The following details are also the results of inquiry. Acacius was conspicuous among the bishops; he had already previously administered the episcopate of Beroea in Syria. There are of course many actions of his, which are worthy of record. He was from his youth brought up to the profession of ascetic monasticism, and was rigid in observing all the regulations of this mode of life. When he was raised to the bishopric, he gave this evidence of greatest virtue, in that he kept the episcopal residence open at all hours of the day, so that the citizens and strangers were always free to visit him, even when he was at meals or at repose. This course of conduct is, in my opinion, very admirable; for either he was living in such a way as to be always sure of himself, or he devised this as a means of preparation against the evil in one's nature, so that in expecting to be caught by the sudden entrance of persons, it would be necessary for him to be on continuous guard, not to err in his duties, but rather to be engaged in covenanted acts.

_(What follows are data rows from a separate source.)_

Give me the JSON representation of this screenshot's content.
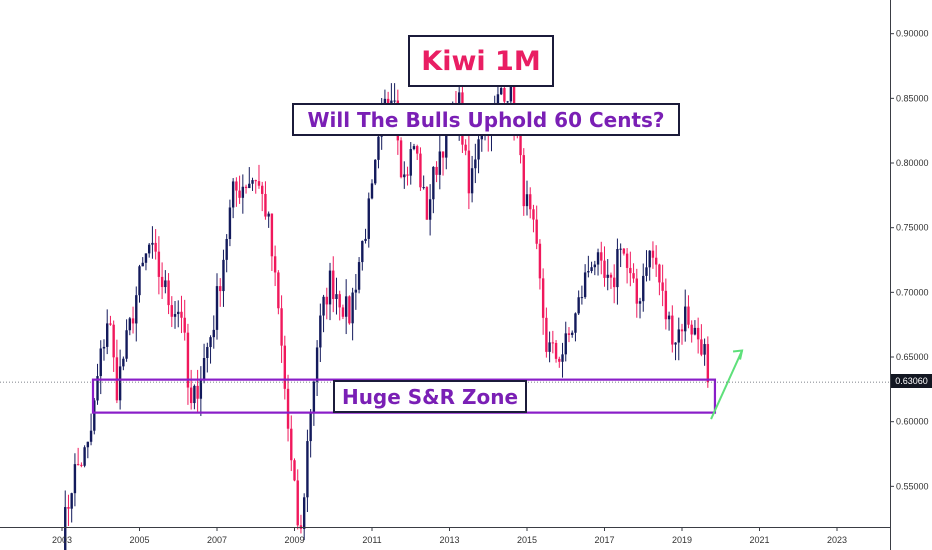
{
  "title": "Kiwi 1M",
  "subtitle": "Will The Bulls Uphold 60 Cents?",
  "zone_label": "Huge S&R Zone",
  "current_price": "0.63060",
  "colors": {
    "up": "#131a5c",
    "down": "#f0185c",
    "zone": "#8a1ec8",
    "arrow": "#5ee07a",
    "text": "#7a1fb5",
    "title": "#e91e63"
  },
  "chart_data": {
    "type": "candlestick",
    "title": "Kiwi 1M",
    "xlabel": "",
    "ylabel": "",
    "x_ticks": [
      "2003",
      "2005",
      "2007",
      "2009",
      "2011",
      "2013",
      "2015",
      "2017",
      "2019",
      "2021",
      "2023"
    ],
    "y_ticks": [
      "0.55000",
      "0.60000",
      "0.65000",
      "0.70000",
      "0.75000",
      "0.80000",
      "0.85000",
      "0.90000",
      "0.95000"
    ],
    "ylim": [
      0.505,
      0.965
    ],
    "xlim": [
      2002.6,
      2024.6
    ],
    "current_price": 0.6306,
    "sr_zone": [
      0.607,
      0.6325
    ],
    "anchors": [
      [
        2003.0,
        0.51
      ],
      [
        2003.3,
        0.56
      ],
      [
        2003.7,
        0.58
      ],
      [
        2003.95,
        0.64
      ],
      [
        2004.2,
        0.685
      ],
      [
        2004.4,
        0.625
      ],
      [
        2004.7,
        0.665
      ],
      [
        2005.0,
        0.71
      ],
      [
        2005.25,
        0.735
      ],
      [
        2005.5,
        0.715
      ],
      [
        2005.8,
        0.69
      ],
      [
        2006.1,
        0.685
      ],
      [
        2006.3,
        0.605
      ],
      [
        2006.6,
        0.64
      ],
      [
        2006.9,
        0.675
      ],
      [
        2007.2,
        0.735
      ],
      [
        2007.4,
        0.775
      ],
      [
        2007.7,
        0.785
      ],
      [
        2008.0,
        0.79
      ],
      [
        2008.3,
        0.76
      ],
      [
        2008.6,
        0.68
      ],
      [
        2008.9,
        0.57
      ],
      [
        2009.15,
        0.505
      ],
      [
        2009.35,
        0.59
      ],
      [
        2009.6,
        0.665
      ],
      [
        2009.9,
        0.71
      ],
      [
        2010.2,
        0.695
      ],
      [
        2010.4,
        0.68
      ],
      [
        2010.7,
        0.73
      ],
      [
        2011.0,
        0.775
      ],
      [
        2011.3,
        0.84
      ],
      [
        2011.55,
        0.865
      ],
      [
        2011.8,
        0.785
      ],
      [
        2012.1,
        0.815
      ],
      [
        2012.4,
        0.76
      ],
      [
        2012.7,
        0.805
      ],
      [
        2013.0,
        0.83
      ],
      [
        2013.25,
        0.845
      ],
      [
        2013.5,
        0.775
      ],
      [
        2013.8,
        0.835
      ],
      [
        2014.1,
        0.83
      ],
      [
        2014.35,
        0.86
      ],
      [
        2014.6,
        0.855
      ],
      [
        2014.9,
        0.78
      ],
      [
        2015.2,
        0.74
      ],
      [
        2015.5,
        0.66
      ],
      [
        2015.7,
        0.65
      ],
      [
        2015.95,
        0.655
      ],
      [
        2016.2,
        0.675
      ],
      [
        2016.5,
        0.71
      ],
      [
        2016.7,
        0.73
      ],
      [
        2016.95,
        0.71
      ],
      [
        2017.2,
        0.7
      ],
      [
        2017.4,
        0.745
      ],
      [
        2017.6,
        0.715
      ],
      [
        2017.85,
        0.69
      ],
      [
        2018.1,
        0.73
      ],
      [
        2018.3,
        0.725
      ],
      [
        2018.6,
        0.68
      ],
      [
        2018.85,
        0.665
      ],
      [
        2019.1,
        0.685
      ],
      [
        2019.3,
        0.67
      ],
      [
        2019.55,
        0.66
      ],
      [
        2019.7,
        0.6306
      ]
    ],
    "annotations": [
      "Kiwi 1M",
      "Will The Bulls Uphold 60 Cents?",
      "Huge S&R Zone"
    ]
  }
}
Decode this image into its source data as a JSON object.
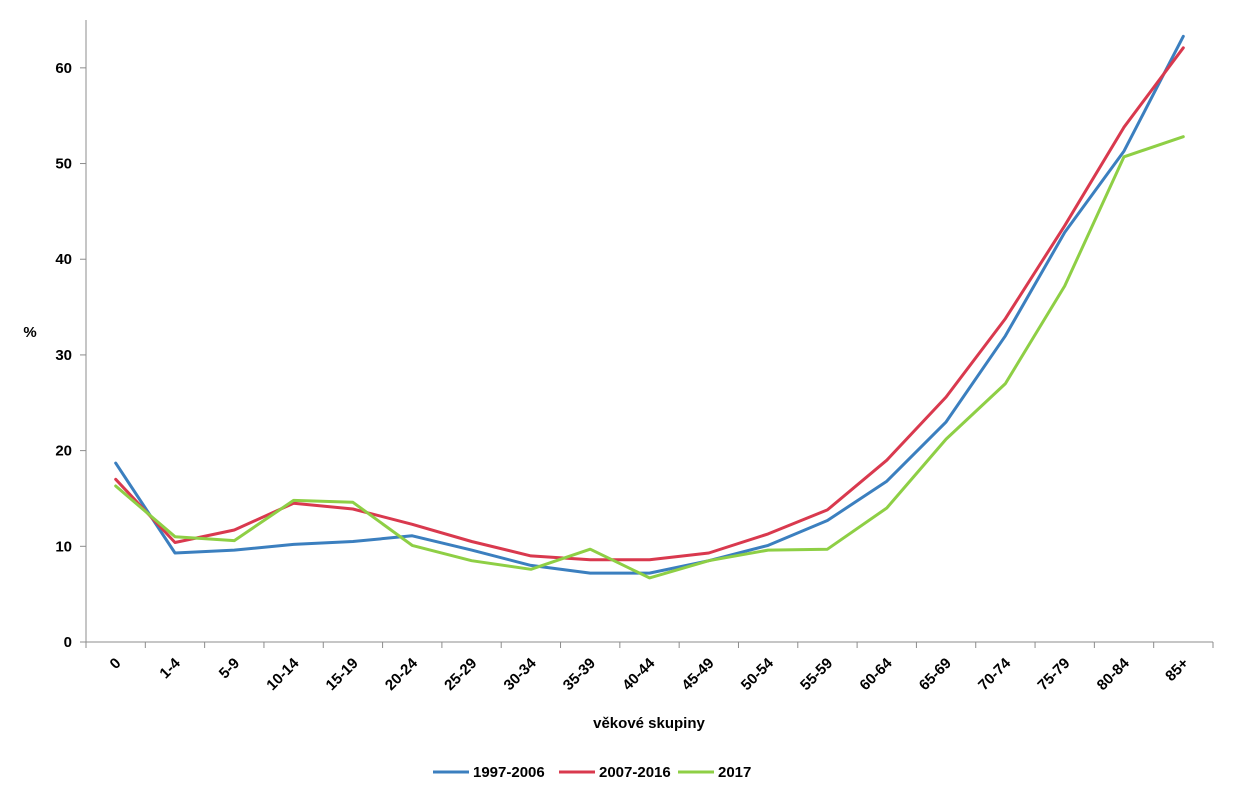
{
  "chart_data": {
    "type": "line",
    "title": "",
    "xlabel": "věkové skupiny",
    "ylabel": "%",
    "ylim": [
      0,
      65
    ],
    "yticks": [
      0,
      10,
      20,
      30,
      40,
      50,
      60
    ],
    "grid": false,
    "legend_position": "bottom",
    "categories": [
      "0",
      "1-4",
      "5-9",
      "10-14",
      "15-19",
      "20-24",
      "25-29",
      "30-34",
      "35-39",
      "40-44",
      "45-49",
      "50-54",
      "55-59",
      "60-64",
      "65-69",
      "70-74",
      "75-79",
      "80-84",
      "85+"
    ],
    "series": [
      {
        "name": "1997-2006",
        "color": "#3b7fbf",
        "values": [
          18.7,
          9.3,
          9.6,
          10.2,
          10.5,
          11.1,
          9.6,
          8.0,
          7.2,
          7.2,
          8.5,
          10.1,
          12.7,
          16.8,
          23.0,
          32.0,
          42.8,
          51.3,
          63.3
        ]
      },
      {
        "name": "2007-2016",
        "color": "#d9394e",
        "values": [
          17.0,
          10.4,
          11.7,
          14.5,
          13.9,
          12.3,
          10.5,
          9.0,
          8.6,
          8.6,
          9.3,
          11.3,
          13.8,
          19.0,
          25.6,
          33.8,
          43.5,
          53.8,
          62.1
        ]
      },
      {
        "name": "2017",
        "color": "#8ecf45",
        "values": [
          16.3,
          11.0,
          10.6,
          14.8,
          14.6,
          10.1,
          8.5,
          7.6,
          9.7,
          6.7,
          8.5,
          9.6,
          9.7,
          14.0,
          21.2,
          27.0,
          37.2,
          50.7,
          52.8
        ]
      }
    ]
  }
}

Zeno and Ajax, two celebrated brothers, flourished about the same period. They devoted themselves to a life of philosophy, but did not fix their abode as hermits in the desert, but at Gaza, a maritime city, which was also called Majuma. They both defended the truth of their religion with greatest fidelity, and confessed God with courage, so that they were frequently subjected to very cruel and harsh treatment by the pagans. It is said that Ajax married a very lovely woman, and after he had known her thrice in all that time, had three sons; and that subsequently he held no further intercourse with her, but persevered in the exercises of monasticism. He brought up two of his sons to the divine life and celibacy, and the third he permitted to marry. He governed the church of Botolium with propriety and distinction.
Zeno, who had from his youth renounced the world and marriage, persevered in steadfast adherence to the service of God. It is said, and I myself am witness of the truth of the assertion, that when he was bishop of the church in Majuma, he was never absent at morning or evening hymns, or any other worship of God, unless attacked by some malady; and yet he was at this period an old man, being nearly a hundred years of age. He continued his course of life in the monastic philosophy, but, by pursuing his trade of weaving linen, continued to earn the means of supplying his own wants and of providing for others. He never deviated from this course of conduct till the close of his life, although he exceeded all the other priests of that province in age; and although he presided over the people and property of the largest church.
I have mentioned these as examples of those who served as priests at this period. It would be a task to enumerate all where the main part of them were good, and God bore testimony to their lives by readily hearing their prayers and by working many miracles.